The journey reveals a synergistic relationship: new analytical tools enable deeper probes into SOTA models, and the challenges encountered in these massive systems inspire further methodological innovation. Key mathematical and technical frontiers include robustly defining and tracing influence in non-linear systems, efficiently finding corresponding features across different models (the universality problem), understanding the nature of “dark matter” in activations, and scaling the discovery and validation of complex, compositional circuits.
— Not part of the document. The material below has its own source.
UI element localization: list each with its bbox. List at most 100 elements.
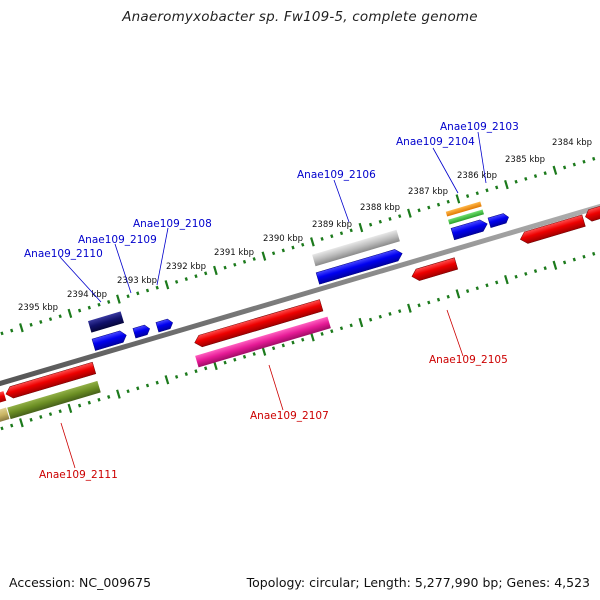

The ultimate goal remains the development of a comprehensive, causal understanding of how these powerful AI systems operate—transforming them from black boxes into transparent, analyzable, and ultimately more trustworthy computational entities. Resources like transformer-circuits.pub are vital for tracking the rapid pulse of this exciting and critical field.

VI. References

Ameisen, E., et al. (2025). Circuit Tracing: Revealing Computational Graphs in Language Models. Transformer Circuits Thread.
Templeton, A., et al. (2024). Scaling Monosemanticity: Extracting Interpretable Features from Claude 3 Sonnet. Transformer Circuits Thread.
Lindsey, J., et al. (2025). On the Biology of a Large Language Model. Transformer Circuits Thread.
Anthropic Interpretability Team. (April 2025). Circuits Updates — April 2025. Transformer Circuits Thread.
Anthropic Interpretability Team. (February 2025). Insights on Crosscoder Model Diffing. Transformer Circuits Thread.
Anthropic Interpretability Team. (January 2025). Circuits Updates — January 2025. Transformer Circuits Thread.
Anthropic Interpretability Team. (October 2024). Sparse Crosscoders for Cross-Layer Features and Model Diffing. Transformer Circuits Thread.
Anthropic Interpretability Team. (October 2024). Using Dictionary Learning Features as Classifiers. Transformer Circuits Thread.
Anthropic Interpretability Team. (July 2024). Circuits Updates — July 2024. Transformer Circuits Thread.
Anthropic Interpretability Team. (June 2024). Circuits Updates — June 2024. Transformer Circuits Thread.
Elhage, N., et al. (2021). A Mathematical Framework for Transformer Circuits. Transformer Circuits Thread.